Oh, joy! I hadn’t been so lucky with snooping since that time in Ctesiphon when, got up as a Nestorian bishop, I let myself into the diplomatic archive and found those letters that helped us win the Persian War. First thing I saw was a dildo. It was a big, alarming thing – twelve inches of finely stitched leather over a thick wooden dowel. I picked it up and sniffed. It had the smell of recent use. I sniggered and blotted the cold out of mind. I’d think about this thing stuffed up his arse as often as I saw Cuthbert in prayers. The way he walked about so stiffly, perhaps he had it with him in prayers. Remembering its position in the box, I put it on the floor. Ditto with the many-headed whip coiled up beside the dildo. That showed signs of less frequent use. Underneath was a little book of parchment sheets sewn together. There was no name or other details on the binding. I opened it at random and held it up to get what help there was from the guttering flame of the candle. It was the buggery small writing you get on parchment, and I thought at first it was beyond my old eyes. But I squinted hard and found a distance where the neat lines of blurriness resolved themselves into something legible:

Puer decens decor floris gemma micans uelis noris quia tui decus oris fuit mihi fax amoris…

So it went on in a paean of love to some unnamed boy.
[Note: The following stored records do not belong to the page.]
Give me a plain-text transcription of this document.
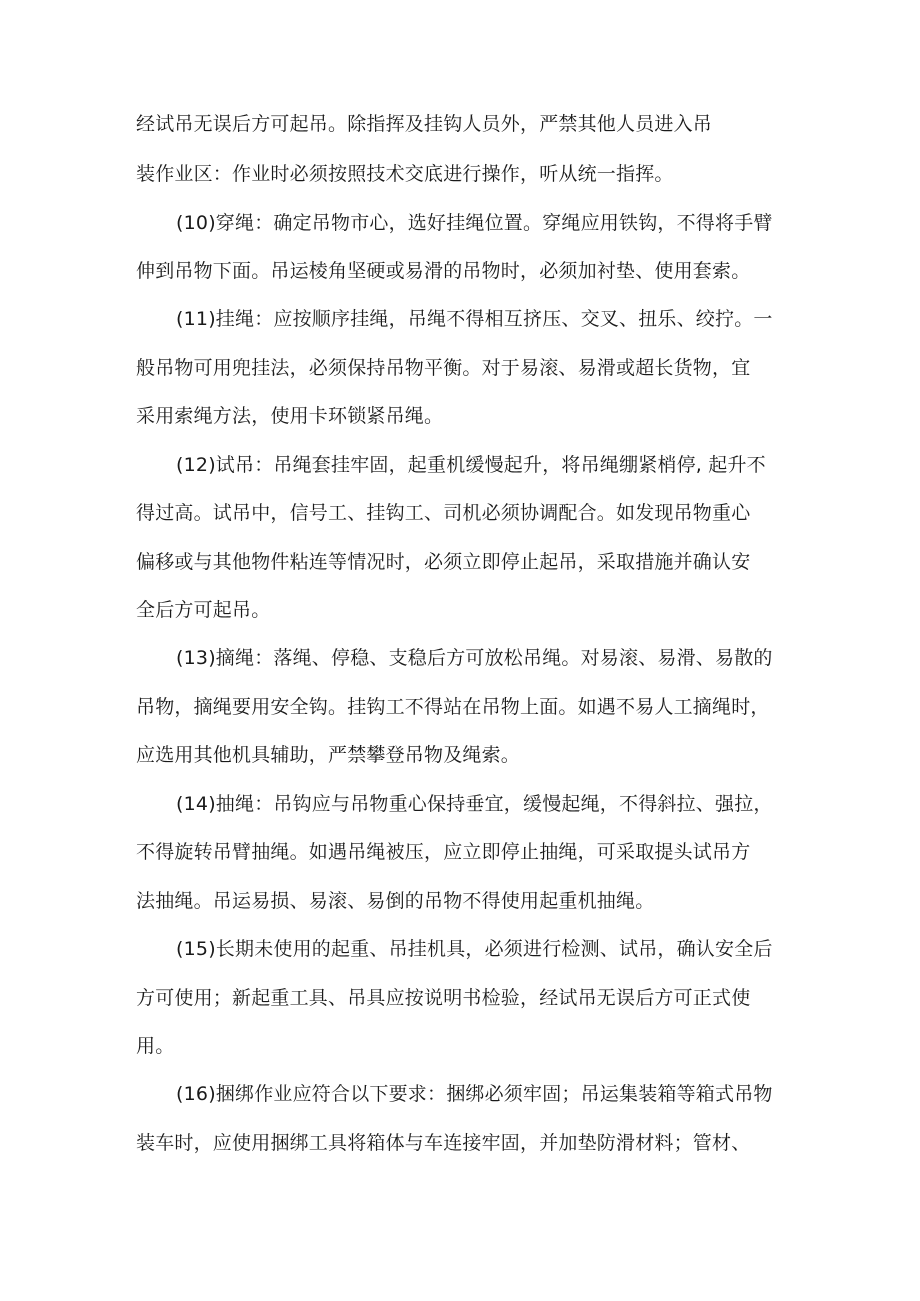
经试吊无误后方可起吊。除指挥及挂钩人员外，严禁其他人员进入吊
装作业区：作业时必须按照技术交底进行操作，听从统一指挥。
(10)穿绳：确定吊物市心，选好挂绳位置。穿绳应用铁钩，不得将手臂
伸到吊物下面。吊运棱角坚硬或易滑的吊物时，必须加衬垫、使用套索。
(11)挂绳：应按顺序挂绳，吊绳不得相互挤压、交叉、扭乐、绞拧。一
般吊物可用兜挂法，必须保持吊物平衡。对于易滚、易滑或超长货物，宜
采用索绳方法，使用卡环锁紧吊绳。
(12)试吊：吊绳套挂牢固，起重机缓慢起升，将吊绳绷紧梢停, 起升不
得过高。试吊中，信号工、挂钩工、司机必须协调配合。如发现吊物重心
偏移或与其他物件粘连等情况时，必须立即停止起吊，采取措施并确认安
全后方可起吊。
(13)摘绳：落绳、停稳、支稳后方可放松吊绳。对易滚、易滑、易散的
吊物，摘绳要用安全钩。挂钩工不得站在吊物上面。如遇不易人工摘绳时，
应选用其他机具辅助，严禁攀登吊物及绳索。
(14)抽绳：吊钩应与吊物重心保持垂宜，缓慢起绳，不得斜拉、强拉，
不得旋转吊臂抽绳。如遇吊绳被压，应立即停止抽绳，可采取提头试吊方
法抽绳。吊运易损、易滚、易倒的吊物不得使用起重机抽绳。
(15)长期未使用的起重、吊挂机具，必须进行检测、试吊，确认安全后
方可使用；新起重工具、吊具应按说明书检验，经试吊无误后方可正式使
用。
(16)捆绑作业应符合以下要求：捆绑必须牢固；吊运集装箱等箱式吊物
装车时，应使用捆绑工具将箱体与车连接牢固，并加垫防滑材料；管材、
As it didn’t even try to keep to any of the quantitative rules, I’ll not call it poetry. Still, it had a nice accentual rhythm, and the end-rhymes were interesting. Was this something Cuthbert had picked up on his travels before settling in Jarrow? Was it his own work? Hard to say. The script had a vaguely English look about it, and Cuthbert was a native. One thing, though, I could say, was that he’d have every word of this stuff whispered back to him the next time we sat together in prayers. That would wipe the pious look off his face.

I carried on looking into the box. The revelations were not exhausted. There was a bag of silver coins. They were the crude, heavily clipped money issued by the French kings. I counted thirty of them. I’d learned all I needed to know about Cuthbert’s vow of celibacy. So much now, I’d found, for his vow of poverty.

Then, right at the bottom of the box, hidden under more of those disgusting rags, I found a canvas document pouch. Weighing about half a pound, it had once been sealed. It reminded me strongly of the pouches used in the Empire for sending out confidential instructions to provincial governors or generals in the field. The seals were now cut away. In their place, the pouch was closed with a set of tight knots. I pressed it all over, trying to guess the nature of the documents it contained. Of course, I didn’t get much further than knowing they were written on parchment. Given time, I could get the knots undone. Getting them retied would be the problem. My hands might still be up to that sort of work – but not here, not now. I’d keep quiet for the moment, I decided, on the poetry.